#AZHouse Republicans Pass Burdensome Regulation on Citizens Initiative (video)

Arizona House Republicans recently passed SB1451, Senator Vince Leach’s latest attempt to kill the Citizens Initiative process. Every year, Republicans add new regulations to the popular Citizens Initiative process–like dramatically increasing the number of signatures, strict compliance on petitions (forcing us to write in between the lines or risk having our signature knocked off), or eliminating the pay-per-signature practice for paid circulators.

The worst part of 1451 was taken out in the Senate. That was the section that made people group the petitions by circulator and allowed for elimination of whole petitions if one volunteer’s petitions got mixed up with another. The house added another amendment to give the attorney general the power to change the language used to explain the initiative. (This is a scary thought, after all of the intrigue and BS that surrounded the language of the initiatives on the 2018 ballot. You’ll remember that the anti-Clean Elections initiative was allowed to be purposefully misleading.)

SB1451 is a bad bill that over-regulates the Citizens Initiative process, adds bureaucracy and slows the process of circulator recruitment and signature gathering down.

The whole reason that the Republicans want to put more restrictions on the Citizens Initiative process because they hate the fact that the grassroots (with a lot of organization and elbow grease) can overcome past Republican roadblocks (like strict compliance, notarized petitions, etc.) and get initiatives on the ballot.
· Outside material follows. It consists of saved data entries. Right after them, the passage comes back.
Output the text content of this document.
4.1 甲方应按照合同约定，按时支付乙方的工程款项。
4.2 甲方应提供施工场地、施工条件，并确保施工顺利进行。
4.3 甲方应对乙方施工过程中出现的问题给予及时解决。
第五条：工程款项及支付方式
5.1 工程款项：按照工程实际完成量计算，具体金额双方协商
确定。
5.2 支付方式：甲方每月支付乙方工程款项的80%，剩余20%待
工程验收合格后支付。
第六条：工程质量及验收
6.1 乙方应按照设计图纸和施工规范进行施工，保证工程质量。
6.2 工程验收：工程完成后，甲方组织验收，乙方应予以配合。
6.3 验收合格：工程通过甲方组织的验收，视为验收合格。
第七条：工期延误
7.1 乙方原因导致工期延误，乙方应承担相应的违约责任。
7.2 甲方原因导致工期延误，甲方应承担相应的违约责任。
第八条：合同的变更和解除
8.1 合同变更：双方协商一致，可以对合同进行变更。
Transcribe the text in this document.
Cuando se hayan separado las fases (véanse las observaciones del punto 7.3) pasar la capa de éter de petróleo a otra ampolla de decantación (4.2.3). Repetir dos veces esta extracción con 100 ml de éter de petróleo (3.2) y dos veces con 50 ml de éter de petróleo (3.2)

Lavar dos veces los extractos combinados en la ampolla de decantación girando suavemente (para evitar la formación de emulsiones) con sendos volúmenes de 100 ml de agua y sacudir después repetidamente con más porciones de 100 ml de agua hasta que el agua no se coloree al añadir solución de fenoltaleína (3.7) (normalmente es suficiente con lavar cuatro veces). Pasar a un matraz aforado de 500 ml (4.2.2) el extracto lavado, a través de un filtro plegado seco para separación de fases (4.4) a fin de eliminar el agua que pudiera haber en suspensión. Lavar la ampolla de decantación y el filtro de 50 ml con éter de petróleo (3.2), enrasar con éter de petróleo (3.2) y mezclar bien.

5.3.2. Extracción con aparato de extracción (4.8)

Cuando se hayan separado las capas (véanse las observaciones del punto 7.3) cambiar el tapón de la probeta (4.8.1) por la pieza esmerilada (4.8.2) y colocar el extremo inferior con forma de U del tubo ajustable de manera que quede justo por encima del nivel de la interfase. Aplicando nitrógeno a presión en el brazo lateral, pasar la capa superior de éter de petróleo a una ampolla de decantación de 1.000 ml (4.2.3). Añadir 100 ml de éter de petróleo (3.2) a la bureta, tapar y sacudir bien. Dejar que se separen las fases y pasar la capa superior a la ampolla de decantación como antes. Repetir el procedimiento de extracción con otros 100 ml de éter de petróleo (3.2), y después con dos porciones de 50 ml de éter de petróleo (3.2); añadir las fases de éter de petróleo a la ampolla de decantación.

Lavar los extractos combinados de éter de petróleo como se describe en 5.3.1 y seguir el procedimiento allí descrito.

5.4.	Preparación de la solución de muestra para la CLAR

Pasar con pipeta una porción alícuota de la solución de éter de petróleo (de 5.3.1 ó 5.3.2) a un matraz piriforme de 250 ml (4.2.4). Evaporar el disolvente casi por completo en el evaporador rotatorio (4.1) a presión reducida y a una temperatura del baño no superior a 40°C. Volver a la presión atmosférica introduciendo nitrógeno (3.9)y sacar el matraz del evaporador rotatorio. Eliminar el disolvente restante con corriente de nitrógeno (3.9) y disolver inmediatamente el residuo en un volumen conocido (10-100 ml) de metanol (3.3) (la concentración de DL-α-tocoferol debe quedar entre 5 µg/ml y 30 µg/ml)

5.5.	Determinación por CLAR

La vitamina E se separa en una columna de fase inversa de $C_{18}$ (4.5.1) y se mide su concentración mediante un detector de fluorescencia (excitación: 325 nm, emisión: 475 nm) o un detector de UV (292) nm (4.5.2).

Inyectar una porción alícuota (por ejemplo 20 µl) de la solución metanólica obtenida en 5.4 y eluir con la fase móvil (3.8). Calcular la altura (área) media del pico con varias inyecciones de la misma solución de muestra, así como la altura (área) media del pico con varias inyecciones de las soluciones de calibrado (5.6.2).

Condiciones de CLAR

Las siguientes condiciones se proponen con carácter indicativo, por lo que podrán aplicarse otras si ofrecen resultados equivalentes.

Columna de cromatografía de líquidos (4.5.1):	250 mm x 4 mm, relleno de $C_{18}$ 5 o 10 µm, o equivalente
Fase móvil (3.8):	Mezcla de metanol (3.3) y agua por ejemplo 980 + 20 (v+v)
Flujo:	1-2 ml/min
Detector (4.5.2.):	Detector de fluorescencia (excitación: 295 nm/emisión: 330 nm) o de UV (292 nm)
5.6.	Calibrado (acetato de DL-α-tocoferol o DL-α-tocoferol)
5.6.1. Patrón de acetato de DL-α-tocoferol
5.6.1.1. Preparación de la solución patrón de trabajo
In 2018, gargantuan citizen efforts collected sufficient signatures to put Invest in Ed, Outlaw Dirty Money and Save Our Schools on the ballot. There were thousands of volunteers and paid circulators statewide. SB1451 would require paid circulators and out-of-state volunteers to fill out an affidavit with personal information, sign it in front of a notary, and send it to the secretary of state for verification of qualifications. The secretary of state would be required to assign a unique ID to each volunteer and complete the process in five days— with no extra personnel or money to do this. If you volunteer to circulate more than one petition, they need to track you and your unique ID across different projects. They’re going to need to build a database to keep this straight. Does a volunteer’s ID stick with them forever? Will they have to re-apply for each election? There are a lot of loose ends. The goal is to muddle the process and slow it down.

There was a huge issue in the 2018 election when multiple paid signature-gathering companies submitted false or purposefully duplicative signatures. A few candidates were knocked off the ballot because of hundreds of bad signatures. If we want signature-gathering regulation, we should focus on the companies that gather signatures. I was shocked in 2018 when I heard how many thousands of  bad signatures got knocked off of Citizens Initiative and candidate petitions. SB1451 only covers people who gather signatures for Citizens Initiatives– not signatures for candidates. If we really want to better track paid circulators, SB1451 and other related legislation should apply to candidate petitions also.

The House debate took a surrealistic turn when several Republican said that they supported this bill because it would make it harder for out-of-state billionaires to come into our state and put Citizens Initiatives on the ballot. This was an attack on Tom Steyer who bankrolled the clean energy initiative in 2018. Ironically, these changes will make it so difficult and cumbersome to collect signatures that it will be hard for grassroots to comply, but billionaires will have the money to hire a machine to get it done.

A few Democrats noted that the Republicans are complaining about a California billionaire who backed clean energy initiative, but there is no mention of the two billionaires from Kansas (the Koch Brothers) and how they shape our legislature through ALEC. Also, as with other Republican attacks on citizen petitions, candidate petitions are exempt from these regulations. They want to make it harder for YOU to get something on the ballot, but keep the regulations lax for THEM to get on the ballot.

Since Rep. Kelly Townsend added the amendment to increase the power of the Attorney General over the language of citizens initiatives, this bill now has to go back to the Senate for another vote. There are two more chances to kill this: in the Senate and the governor’s desk. I have gotten a lot of calls and emails on this. Start calling your senators and the governor. It’s not over yet.

Also… There’s HCR2005…

We have two-fer of Citizens Initiative attacks this year. Besides Leach’s SB1451, Rep. John Kavanagh has HCR2005. This bill requires a designated number of signatures be collected from each county. So, HCR2005 has not made it to the House floor. If it were to pass, Arizona would be the most restrictive state in the country. We don’t want that to happen!!!!! A bill similar to HCR2005 was killed in the House during the last session.

Since both HCR2005 and SB1451 are still in play, you can voice comments under “My Bill Positions” on the Request to Speak System. We must protect our right to self-government through the Citizens Initiative.

VIDEO CORRECTION: The video below says that all signature-gathering volunteers must register with the Secretary of State. This is an error, sorry. SB1451 says that all paid petition circulators and volunteers from out-of-state must register.